When TroyFest isn’t happening, art enthusiasts can visit the Johnson Center for the Arts. Conveniently located downtown, this gallery is recognized for its continuously rotating variety of exhibits. No two visits to the gallery will ever provide the same experience, so plan repeat visits.

In addition to housing individual pieces created by local and national artists, the center itself is a work of redesigned art.

The building was initially the site of a post office, built in 1910 with a classical-revival style of design. In 2000, the Johnson Center for the Arts was birthed from the remodeled mail depot, becoming the gallery that attracts visitors today. The museum exhibits a wide variety of art styles, from paintings to sculpture.

Peering Into Alabama’s Past

The Pioneer Museum of Alabama gives guests a uniquely Alabama experience, with activities ranging from feeding live chickens to making fresh-churned butter.

Housed on a massive 35-acre complex, the museum is home to 20 heritage buildings, more than 18,000 artifacts and a “living history” farmstead. The site features vivid displays and immersive walk-through exhibits that tell the history of Troy and Alabama from pioneer times through the Civil War to the turn of the century. Live folk demonstrations occur daily.

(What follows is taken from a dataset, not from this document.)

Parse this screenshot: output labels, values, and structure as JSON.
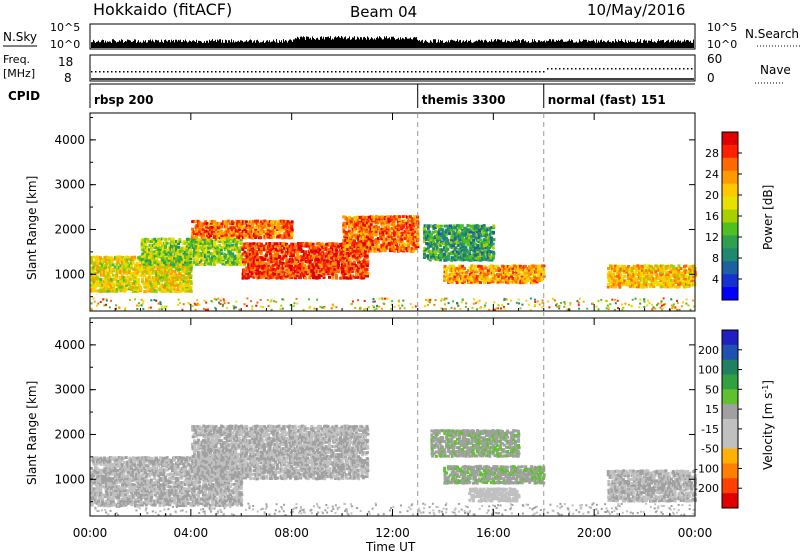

From the Native Americans who populated the land before settlers to troops from the Civil War, all walks (and time periods) of Alabama life are showcased at the Pioneer Museum.

Butter Up

Families in search of heart-pumping recreation may find themselves at Butter and Egg Adventures, a 40-acre property that offers traditionally unconventional options for outdoor entertainment. Whether zip-lining between the tops of trees or paddling through the water before camping under the stars, Butter and Egg Adventures is a place where a family can get more than a casual roadside stretch in between stops. The property even offers an outdoor laser tag arena, complete with foxholes, and two retired Huey helicopters once used by the US Army.

When it’s time to catch some fresh air and stretch your legs, you can follow the locals to Pike County Lake, a popular nearby spot for a picnic, hike or an afternoon of fishing. Catch carp, redear or sunfish from the banks of this 45-acre lake. A new pro shop and concession stand help anglers keep catching the big ones.

If you’re eager to explore the wider area surrounding Troy, then hop on the Heart of Dixie Trail to see southern Alabama’s beautifully sprawling landscapes by horseback.